Recently, a friend sent me a link for video and methodology of Microsoft’s browser benchmark. I was a little bored right now so I finally took the time to read the long PDF on the methodology. Here are the summary of my thoughts:
- Issue highlighted is very valid. Micro-benchmark does not test end user scenario well. A more macro view is needed. Though completely discounting micro-benchmark is not exactly the right thing. Micro-benchmark does provide good, practically unbiased (due to lack of dependency on network stack, web servers, load-balancing, etc.) measure on browser’s parts. A combination of micro- and macro-benchmark would actually be the best
- W.r.t. measurement overhead, actually there is one test that completely ignores measurement overhead: measurement using video recording. We can record the visual cue that the browsers made and perform manual/human comparison. This is very easy to do for web browsers since the results of the computation is directly displayable on the screen. However, manual comparison may cause inaccuracy, especially since the paper seems very intent to calculating to tens of milliseconds. Hence, automating this and improving the accuracy of the timing would be awesome.

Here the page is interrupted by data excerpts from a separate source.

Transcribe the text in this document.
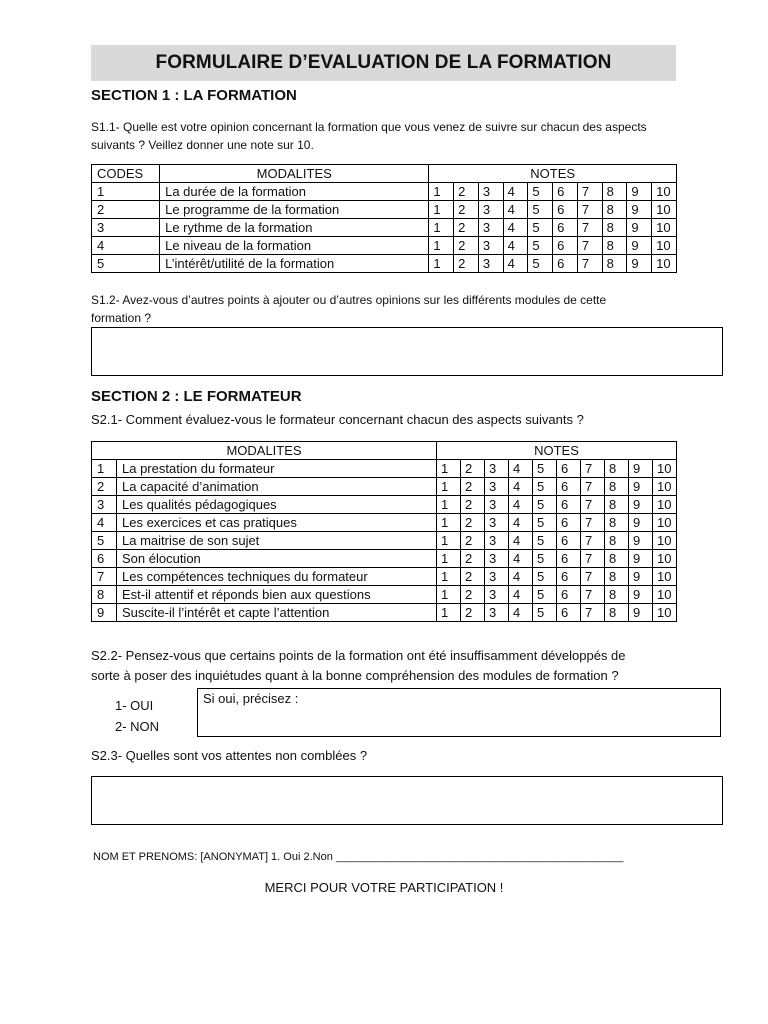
FORMULAIRE D’EVALUATION DE LA FORMATION
SECTION 1 : LA FORMATION
S1.1- Quelle est votre opinion concernant la formation que vous venez de suivre sur chacun des aspects
suivants ? Veillez donner une note sur 10.
CODES	MODALITES	NOTES									
1	La durée de la formation	1	2	3	4	5	6	7	8	9	10
2	Le programme de la formation	1	2	3	4	5	6	7	8	9	10
3	Le rythme de la formation	1	2	3	4	5	6	7	8	9	10
4	Le niveau de la formation	1	2	3	4	5	6	7	8	9	10
5	L’intérêt/utilité de la formation	1	2	3	4	5	6	7	8	9	10
S1.2- Avez-vous d’autres points à ajouter ou d’autres opinions sur les différents modules de cette
formation ?
SECTION 2 : LE FORMATEUR
S2.1- Comment évaluez-vous le formateur concernant chacun des aspects suivants ?
MODALITES		NOTES									
1	La prestation du formateur	1	2	3	4	5	6	7	8	9	10
2	La capacité d’animation	1	2	3	4	5	6	7	8	9	10
3	Les qualités pédagogiques	1	2	3	4	5	6	7	8	9	10
4	Les exercices et cas pratiques	1	2	3	4	5	6	7	8	9	10
5	La maitrise de son sujet	1	2	3	4	5	6	7	8	9	10
6	Son élocution	1	2	3	4	5	6	7	8	9	10
7	Les compétences techniques du formateur	1	2	3	4	5	6	7	8	9	10
8	Est-il attentif et réponds bien aux questions	1	2	3	4	5	6	7	8	9	10
9	Suscite-il l’intérêt et capte l’attention	1	2	3	4	5	6	7	8	9	10
S2.2- Pensez-vous que certains points de la formation ont été insuffisamment développés de
sorte à poser des inquiétudes quant à la bonne compréhension des modules de formation ?
1- OUI
2- NON
Si oui, précisez :
S2.3- Quelles sont vos attentes non comblées ?
NOM ET PRENOMS: [ANONYMAT] 1. Oui 2.Non _______________________________________________
MERCI POUR VOTRE PARTICIPATION !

- While we are talking about milliseconds, I disagree with this liking of measuring browser load time to tens of milliseconds (2 decimal places for timings in seconds). Users are not gonna care if the page loaded 50ms faster, just measure accurate to a hundred milliseconds (1 decimal place for timings in second).

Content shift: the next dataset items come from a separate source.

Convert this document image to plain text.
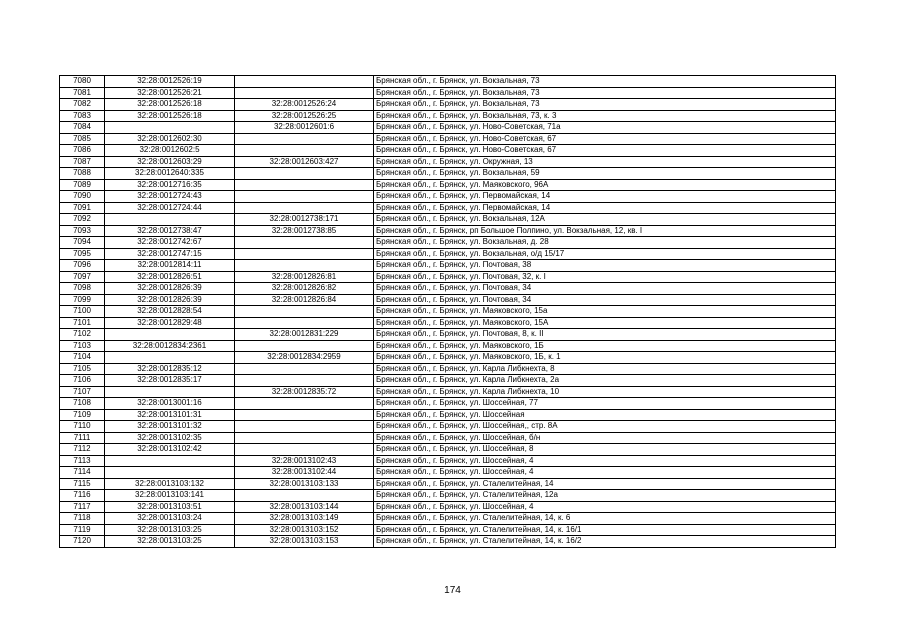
7080	32:28:0012526:19		Брянская обл., г. Брянск, ул. Вокзальная, 73
7081	32:28:0012526:21		Брянская обл., г. Брянск, ул. Вокзальная, 73
7082	32:28:0012526:18	32:28:0012526:24	Брянская обл., г. Брянск, ул. Вокзальная, 73
7083	32:28:0012526:18	32:28:0012526:25	Брянская обл., г. Брянск, ул. Вокзальная, 73, к. 3
7084		32:28:0012601:6	Брянская обл., г. Брянск, ул. Ново-Советская, 71а
7085	32:28:0012602:30		Брянская обл., г. Брянск, ул. Ново-Советская, 67
7086	32:28:0012602:5		Брянская обл., г. Брянск, ул. Ново-Советская, 67
7087	32:28:0012603:29	32:28:0012603:427	Брянская обл., г. Брянск, ул. Окружная, 13
7088	32:28:0012640:335		Брянская обл., г. Брянск, ул. Вокзальная, 59
7089	32:28:0012716:35		Брянская обл., г. Брянск, ул. Маяковского, 96А
7090	32:28:0012724:43		Брянская обл., г. Брянск, ул. Первомайская, 14
7091	32:28:0012724:44		Брянская обл., г. Брянск, ул. Первомайская, 14
7092		32:28:0012738:171	Брянская обл., г. Брянск, ул. Вокзальная, 12А
7093	32:28:0012738:47	32:28:0012738:85	Брянская обл., г. Брянск, рп Большое Полпино, ул. Вокзальная, 12, кв. I
7094	32:28:0012742:67		Брянская обл., г. Брянск, ул. Вокзальная, д. 28
7095	32:28:0012747:15		Брянская обл., г. Брянск, ул. Вокзальная, о/д 15/17
7096	32:28:0012814:11		Брянская обл., г. Брянск, ул. Почтовая, 38
7097	32:28:0012826:51	32:28:0012826:81	Брянская обл., г. Брянск, ул. Почтовая, 32, к. I
7098	32:28:0012826:39	32:28:0012826:82	Брянская обл., г. Брянск, ул. Почтовая, 34
7099	32:28:0012826:39	32:28:0012826:84	Брянская обл., г. Брянск, ул. Почтовая, 34
7100	32:28:0012828:54		Брянская обл., г. Брянск, ул. Маяковского, 15а
7101	32:28:0012829:48		Брянская обл., г. Брянск, ул. Маяковского, 15А
7102		32:28:0012831:229	Брянская обл., г. Брянск, ул. Почтовая, 8, к. II
7103	32:28:0012834:2361		Брянская обл., г. Брянск, ул. Маяковского, 1Б
7104		32:28:0012834:2959	Брянская обл., г. Брянск, ул. Маяковского, 1Б, к. 1
7105	32:28:0012835:12		Брянская обл., г. Брянск, ул. Карла Либкнехта, 8
7106	32:28:0012835:17		Брянская обл., г. Брянск, ул. Карла Либкнехта, 2а
7107		32:28:0012835:72	Брянская обл., г. Брянск, ул. Карла Либкнехта, 10
7108	32:28:0013001:16		Брянская обл., г. Брянск, ул. Шоссейная, 77
7109	32:28:0013101:31		Брянская обл., г. Брянск, ул. Шоссейная
7110	32:28:0013101:32		Брянская обл., г. Брянск, ул. Шоссейная,, стр. 8А
7111	32:28:0013102:35		Брянская обл., г. Брянск, ул. Шоссейная, б/н
7112	32:28:0013102:42		Брянская обл., г. Брянск, ул. Шоссейная, 8
7113		32:28:0013102:43	Брянская обл., г. Брянск, ул. Шоссейная, 4
7114		32:28:0013102:44	Брянская обл., г. Брянск, ул. Шоссейная, 4
7115	32:28:0013103:132	32:28:0013103:133	Брянская обл., г. Брянск, ул. Сталелитейная, 14
7116	32:28:0013103:141		Брянская обл., г. Брянск, ул. Сталелитейная, 12а
7117	32:28:0013103:51	32:28:0013103:144	Брянская обл., г. Брянск, ул. Шоссейная, 4
7118	32:28:0013103:24	32:28:0013103:149	Брянская обл., г. Брянск, ул. Сталелитейная, 14, к. 6
7119	32:28:0013103:25	32:28:0013103:152	Брянская обл., г. Брянск, ул. Сталелитейная, 14, к. 16/1
7120	32:28:0013103:25	32:28:0013103:153	Брянская обл., г. Брянск, ул. Сталелитейная, 14, к. 16/2
174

- The issue of extensibility completely contradicts the issue highlighted in the first section: that benchmark should test what users will experience. Right now, more and more users (especially Firefox users) are relying on add-ons to improve their browsing experience. I guess extensibility should generally be addressed separately; however, it should not be discounted so completely. I know that Microsoft is trying to sell this thing (IE8) all right, so I guess it’s acceptable.
- Inconsistent definitions: I really like this part, it is exactly as I imagine it should be. (The video recording thing I suggested above is also based on my dislike of using browsers’ own onload mechanism to determine that the page has fully loaded.)
[On inconsistent definitions:] Another factor that impacts benchmarking is having a consistent baseline of what it means to complete a task. In car and horse racing, the end is clear—there is a finish line that all contestants must cross to finish the race. Browser benchmarking needs a similar way to define when a webpage is done loading. The problem is that there is no standard which dictates when a browser can or should report that it is “done” loading a page—each browser operates in a different way, so relying on this marker could produce highly variable results.
Quoted from: Measuring Browser Performance (Microsoft)
Honestly, right now, I don’t really care which one is the fastest browsers around. As long as they are around the same ballpark (not orders of magnitude slower), I would care more about customization feature. If you took a look at my two instances of Firefox (one FF3.1b3, another FF3.0.8), they are both heavily customized with heavy theme-ing (yeah, one of them looks like Chrome) and tonnes of addons.
Oh, and being a Mac users, whatever IE develops do not directly affect me that much. ;)